How To Find The Right Mentor

By Jen Weitsen

Finding the right mentor can help you to elevate your career — whether you are just entering the workforce or already well established. It allows you to shape your skills, learn from a mentor’s strengths and previous challenges, navigate corporate politics and access the resources necessary to advance.

Michelle R. Ferguson, SVP of Global Business Services for McGraw Hill Financial, was co-founder of their mentoring program. In her recent Jam Session she shares how to find, build and maintain a successful mentor partnership.

How To Find Your Mentor

Mentorships can take many forms, such as a one-to-one relationship or a mentoring circle within an organization. The best mentor relationships are filled with two-way learning and reciprocation.

There are a few things to consider when looking for a mentor.

• Your specific challenge: As a mentee you want to gain an understanding of your mentor’s strengths and learn from his/her experiences.

• Do you need a mentor inside your organization or can it be someone outside? There are great benefits for having a mentor outside your organization with an independent view.

• Be aware of your personality and communication style. There has been great success with the matching of introverted and extroverted personalities.

• Time commitment: 1 to 3 hours per month is the approximate time commitment. Consider how much time can each realistically dedicate per month? Do you need to meet in person or can you communicate on the phone or via Skype?

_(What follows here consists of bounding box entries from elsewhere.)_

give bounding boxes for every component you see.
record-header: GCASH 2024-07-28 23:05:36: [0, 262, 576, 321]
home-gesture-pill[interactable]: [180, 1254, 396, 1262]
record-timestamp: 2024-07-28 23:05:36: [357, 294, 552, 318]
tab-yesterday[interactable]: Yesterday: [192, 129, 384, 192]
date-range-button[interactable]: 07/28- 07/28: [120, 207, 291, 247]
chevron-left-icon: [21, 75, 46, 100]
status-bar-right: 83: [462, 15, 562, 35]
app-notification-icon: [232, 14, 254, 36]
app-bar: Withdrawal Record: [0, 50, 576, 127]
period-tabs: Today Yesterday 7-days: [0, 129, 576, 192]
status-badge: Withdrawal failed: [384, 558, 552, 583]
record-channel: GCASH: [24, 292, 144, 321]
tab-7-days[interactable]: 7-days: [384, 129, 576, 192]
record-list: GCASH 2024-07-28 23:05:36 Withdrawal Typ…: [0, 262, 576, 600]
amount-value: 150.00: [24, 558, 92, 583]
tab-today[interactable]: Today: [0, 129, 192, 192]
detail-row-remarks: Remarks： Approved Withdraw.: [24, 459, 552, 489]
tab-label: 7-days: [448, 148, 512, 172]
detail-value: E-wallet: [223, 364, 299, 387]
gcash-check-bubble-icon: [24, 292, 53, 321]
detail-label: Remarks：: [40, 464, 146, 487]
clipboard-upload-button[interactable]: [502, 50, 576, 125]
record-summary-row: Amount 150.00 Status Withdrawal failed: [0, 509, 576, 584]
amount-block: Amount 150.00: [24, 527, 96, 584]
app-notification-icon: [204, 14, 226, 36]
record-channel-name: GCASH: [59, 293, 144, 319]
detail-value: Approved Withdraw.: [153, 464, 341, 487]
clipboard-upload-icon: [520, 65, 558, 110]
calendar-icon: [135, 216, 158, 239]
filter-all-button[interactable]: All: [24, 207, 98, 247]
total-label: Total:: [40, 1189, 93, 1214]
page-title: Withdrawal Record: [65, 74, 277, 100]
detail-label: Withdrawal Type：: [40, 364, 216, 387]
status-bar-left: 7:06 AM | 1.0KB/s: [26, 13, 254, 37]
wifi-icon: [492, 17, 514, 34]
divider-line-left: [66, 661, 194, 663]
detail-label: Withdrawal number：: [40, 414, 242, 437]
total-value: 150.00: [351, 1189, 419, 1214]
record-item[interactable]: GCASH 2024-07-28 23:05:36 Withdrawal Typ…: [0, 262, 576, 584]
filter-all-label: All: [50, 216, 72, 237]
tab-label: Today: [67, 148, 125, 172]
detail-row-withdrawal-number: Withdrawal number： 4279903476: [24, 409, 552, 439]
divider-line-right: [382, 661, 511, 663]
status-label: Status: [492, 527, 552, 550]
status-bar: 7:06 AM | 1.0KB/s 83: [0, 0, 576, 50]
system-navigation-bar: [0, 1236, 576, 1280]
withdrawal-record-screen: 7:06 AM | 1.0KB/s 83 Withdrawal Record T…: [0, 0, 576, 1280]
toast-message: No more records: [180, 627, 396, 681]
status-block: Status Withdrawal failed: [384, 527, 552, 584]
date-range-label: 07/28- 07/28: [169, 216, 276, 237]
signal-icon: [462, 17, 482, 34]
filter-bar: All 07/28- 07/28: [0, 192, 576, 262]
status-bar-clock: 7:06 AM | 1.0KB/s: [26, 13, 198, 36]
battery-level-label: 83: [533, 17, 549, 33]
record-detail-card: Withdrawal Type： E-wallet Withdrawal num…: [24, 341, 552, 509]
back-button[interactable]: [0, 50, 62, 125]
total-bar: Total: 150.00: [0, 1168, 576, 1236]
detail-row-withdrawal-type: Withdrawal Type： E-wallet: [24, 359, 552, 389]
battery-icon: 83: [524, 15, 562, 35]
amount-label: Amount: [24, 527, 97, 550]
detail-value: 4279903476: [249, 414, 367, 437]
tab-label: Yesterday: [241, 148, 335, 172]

• Join networking organizations: Attending events or joining organizations, such as the Ellevate Network are great opportunities to meet mentors.

Master The Ask

When asking a person to become your mentor, you want to be specific. Try something like, “I can see you’re a great team leader and I’m managing a team for the first time. Would you be able to work with me over the next year to become a great team leader?”

Building Your Mentor Partnership

A mentee is in the driver’s seat and needs to take the lead. That includes scheduling the meetings, coming up with an agenda and being specific about the goals.

A mentorship is a two-way exchange. It’s a way to trade best practice ideas and experiences. It could also be helpful to have a mentor that is different than yourself —that can open up and give you exposure to diverse experiences.

Effective strategies for building and maintaining an effective mentoring partnership include:

• Set meeting intervals: Make meetings top priority and keep them informal. At the early stages of a mentorship, you may want to meet more frequently, such as every other week, to build the connection. Then resume a once a month meeting schedule.

• It’s important to keep the mentor relationship dynamic: Schedule regular meetings and try to vary the places and modes of communication. For instance, you can meet for breakfast, attend a lecture or go to an industry event together.

• Outline goals: Prepare agendas/topics, outline development goals and keep your mentor updated on any changes to goals.

• Keep in casual contact throughout the month: Drop a quick email, connect briefly on the phone or exchange an interesting article. You can use social media and technology such as LinkedIn, Twitter or Instant Messenger to keep a strong connection.

• Partnership feedback: To measure effectiveness of the partnership over time, provide each other with fact-based, constructive feedback on the process.